Later on, in the 1990s, anti-immigration policies and programs in the U.S. led to massive deportations of Central Americans. Among them were thousands of MS-13 members—those perhaps quite understandably unwanted in the country. But the policies backfired: gang deportations became more of a metastasis than an eradication. Now the gang has become a kind of transnational army, with more than seventy thousand members spread across the United States, Mexico, and the Northern Triangle.
[…] until all the governments involved—the American, Mexican, Salvadoran, Honduran, and Guatemalan governments, at least—acknowledge their shared accountability in the roots and causes of the children’s exodus, solutions to the crisis will be impossible.
As the Mexican government has progressively increased its hold on La Bestia, travel aboard the trains has become more and more risky and new routes have been improvised. There are now maritime routes that begin on the coasts of Chiapas, along which the migrants travel with coyotes aboard rafts and other precarious vessels. We’ve heard the many stories about migrants crossing the Mediterranean—that massive cemetery of a sea—so it’s easy to imagine what kinds of stories we’ll hear in the next few years, of migrants amid the enormous waves of the Pacific Ocean.
Between Hempstead and Tegucigalpa there is a long chain of causes and effects. Both cities can be drawn on the same map: the map of violence related to drug trafficking. This fact is ignored, however, by almost all of the official reports. The media wouldn’t put Hempstead, a city in New York, on the same plane as one in Honduras. What a scandal! Official accounts in the United States—what circulates in the newspaper or on the radio, the message from Washington, and public opinion in general—almost always locate the dividing line between “civilization” and “barbarity” just below the Río Grande.
No one suggests that the causes are deeply embedded in our shared hemispheric history and are therefore not some distant problem in a foreign country that no one can locate on a map, but in fact a transnational problem that includes the United States—not as a distant observer or passive victim that must now deal with thousands of unwanted children arriving at the southern border, but rather as an active historical participant in the circumstances that generated the problem.

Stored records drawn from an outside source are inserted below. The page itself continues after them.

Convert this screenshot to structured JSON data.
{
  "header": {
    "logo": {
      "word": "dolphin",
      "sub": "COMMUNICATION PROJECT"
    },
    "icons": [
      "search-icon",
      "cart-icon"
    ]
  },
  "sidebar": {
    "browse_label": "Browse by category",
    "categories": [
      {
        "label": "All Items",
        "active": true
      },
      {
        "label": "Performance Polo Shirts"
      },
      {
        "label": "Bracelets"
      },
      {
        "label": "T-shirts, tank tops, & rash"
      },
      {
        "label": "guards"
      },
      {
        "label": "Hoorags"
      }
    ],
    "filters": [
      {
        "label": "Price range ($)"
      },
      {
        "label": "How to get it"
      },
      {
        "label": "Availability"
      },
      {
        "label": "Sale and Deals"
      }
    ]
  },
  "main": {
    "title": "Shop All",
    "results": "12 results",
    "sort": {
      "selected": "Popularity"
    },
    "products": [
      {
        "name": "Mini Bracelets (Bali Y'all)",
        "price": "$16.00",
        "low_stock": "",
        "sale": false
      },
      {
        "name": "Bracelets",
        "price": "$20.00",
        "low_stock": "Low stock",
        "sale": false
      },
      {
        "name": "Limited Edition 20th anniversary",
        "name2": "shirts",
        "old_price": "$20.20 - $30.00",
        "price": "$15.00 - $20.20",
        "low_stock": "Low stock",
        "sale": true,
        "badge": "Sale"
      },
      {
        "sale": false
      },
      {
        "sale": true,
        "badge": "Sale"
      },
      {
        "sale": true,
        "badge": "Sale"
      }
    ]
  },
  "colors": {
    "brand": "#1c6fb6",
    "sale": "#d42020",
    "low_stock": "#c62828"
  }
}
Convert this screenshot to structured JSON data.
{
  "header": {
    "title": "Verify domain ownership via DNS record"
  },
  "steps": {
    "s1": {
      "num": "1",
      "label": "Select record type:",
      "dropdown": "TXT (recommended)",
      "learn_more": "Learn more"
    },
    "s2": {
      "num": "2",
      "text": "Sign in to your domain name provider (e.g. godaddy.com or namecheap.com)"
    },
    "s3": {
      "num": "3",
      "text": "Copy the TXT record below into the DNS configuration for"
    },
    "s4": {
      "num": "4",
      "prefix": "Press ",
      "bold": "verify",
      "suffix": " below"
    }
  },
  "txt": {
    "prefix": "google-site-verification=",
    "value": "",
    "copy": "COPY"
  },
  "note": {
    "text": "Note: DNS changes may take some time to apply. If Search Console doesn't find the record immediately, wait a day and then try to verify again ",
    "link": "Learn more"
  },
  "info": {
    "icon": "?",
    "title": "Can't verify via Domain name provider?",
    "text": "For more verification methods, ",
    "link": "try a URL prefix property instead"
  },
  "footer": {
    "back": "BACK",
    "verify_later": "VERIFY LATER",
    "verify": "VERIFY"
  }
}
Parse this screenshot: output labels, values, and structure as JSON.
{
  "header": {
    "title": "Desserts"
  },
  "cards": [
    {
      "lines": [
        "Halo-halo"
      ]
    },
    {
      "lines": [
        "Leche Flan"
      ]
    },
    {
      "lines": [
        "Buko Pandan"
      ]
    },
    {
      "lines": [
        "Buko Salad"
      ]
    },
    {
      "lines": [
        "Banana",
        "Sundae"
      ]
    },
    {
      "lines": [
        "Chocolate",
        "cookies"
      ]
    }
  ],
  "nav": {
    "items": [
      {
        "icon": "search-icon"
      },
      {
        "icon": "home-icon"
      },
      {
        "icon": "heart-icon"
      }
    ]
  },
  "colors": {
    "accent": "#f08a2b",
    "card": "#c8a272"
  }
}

The belief that the migration of all those children is “their” (the southern barbarians’) problem is often so deeply ingrained that “we” (the northern civilization) feel exempt from offering any solution. The devastation of the social fabric in Honduras, El Salvador, Guatemala, and other countries is often thought of as a Central American “gang violence” problem that must be kept on the far side of the border. There is little said, for example, of arms being trafficked from the United States into Mexico or Central America, legally or not; little mention of the fact that the consumption of drugs in the United States is what fundamentally fuels drug trafficking in the continent.